At the end of last season, Providence’s top two defensemen graduated to the NHL, a loss that would prove to be more than the Baby B’s could handle. Matt Bartkowski and Torey Krug played in all situations for Providence last year, meaning that there will be lots of opportunities for their remaining defensemen to step up this year. Enter Joe Morrow. When he was drafted, he was viewed as a strong two-way defenseman. The focus of his first season in the AHL was working on the defensive aspects of his game, an area where he showed noticeable improvement. The next step for Morrow will be blending his improving defense with his offensive talent.
Joe Morrow will enter training camp with the Boston Bruins with extremely slim odds of making the team. He looks primed to be Providence’s top defenseman and the first call up if injuries occur in Boston. As the top defenseman, he will be utilized in all situations, power plays and penalty kills included. Morrow’s biggest impact will be on the power play, as he will share the role of power play quarterback with David Warsofsky. Morrow is dual threat on the power play, featuring a monster shot and elite passing skills. On the penalty kill, Morrow will initially rely on his size and his hockey IQ, although as the year goes on, the hope is that his positioning and strength will become a positive factor. After tallying five goals and 14 assists between his two teams last season, Morrow will look to take a step forward statistically. A realistic window for Morrow’s points total this season would be somewhere in the 30-40 point range. Although Morrow is currently blocked by the Boston Bruins impressive defensive depth, a big season in Providence could go a long way in ensuring his future in Boston.

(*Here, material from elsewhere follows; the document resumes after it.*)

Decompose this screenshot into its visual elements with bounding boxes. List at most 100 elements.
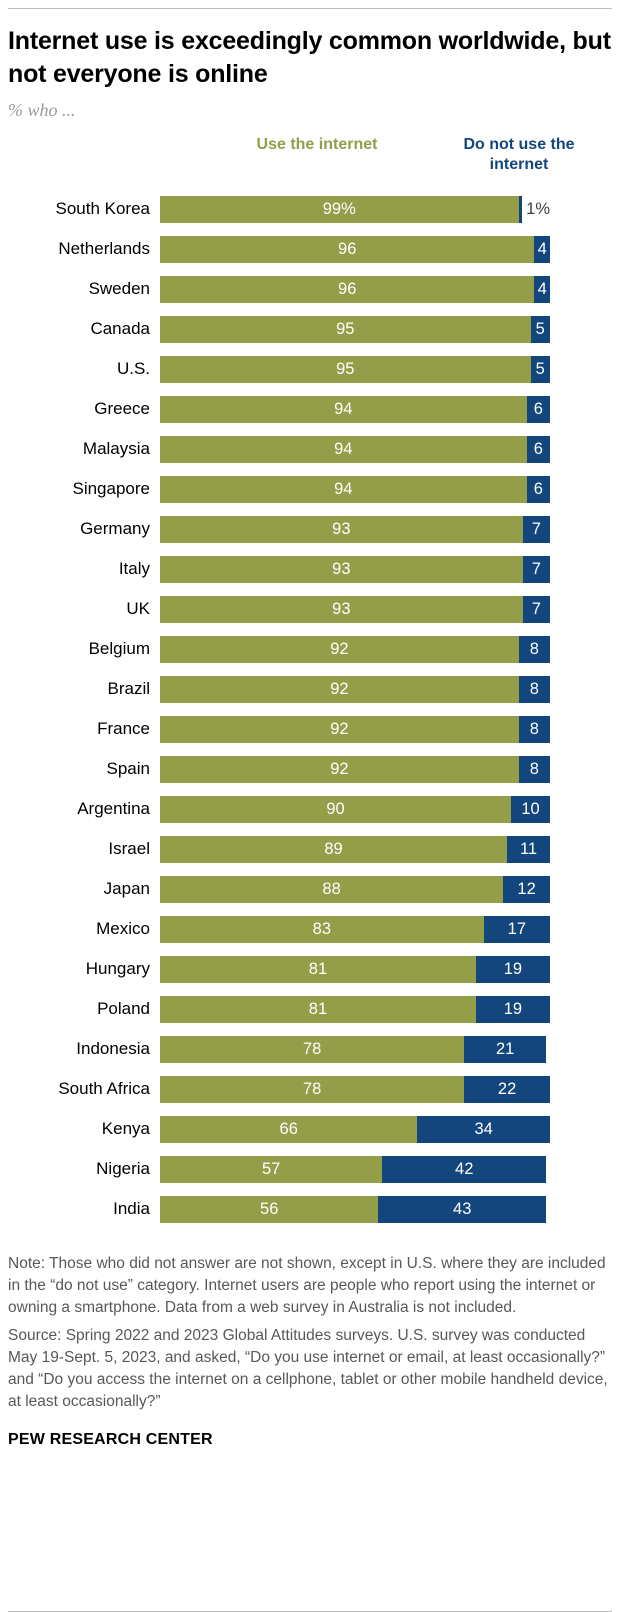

Joe Morrow is expected to spend the next few seasons in the AHL. This will allow him ample time to develop, while he plays top minutes in Providence. His development will not, in all likelihood, require multiple seasons in the AHL, but without an open roster spot, there will be no need for the organization to rush him. Long-term, Morrow has an outside shot at developing into a number two defenseman in the NHL. Even if he settles into a top four role in the NHL, it seems like a certainty that he will see minutes on the top power play unit. Based on the defensive prospects in the Bruins organization and Morrow’s skill set, it seems very likely that Morrow will not be on the move again any time soon.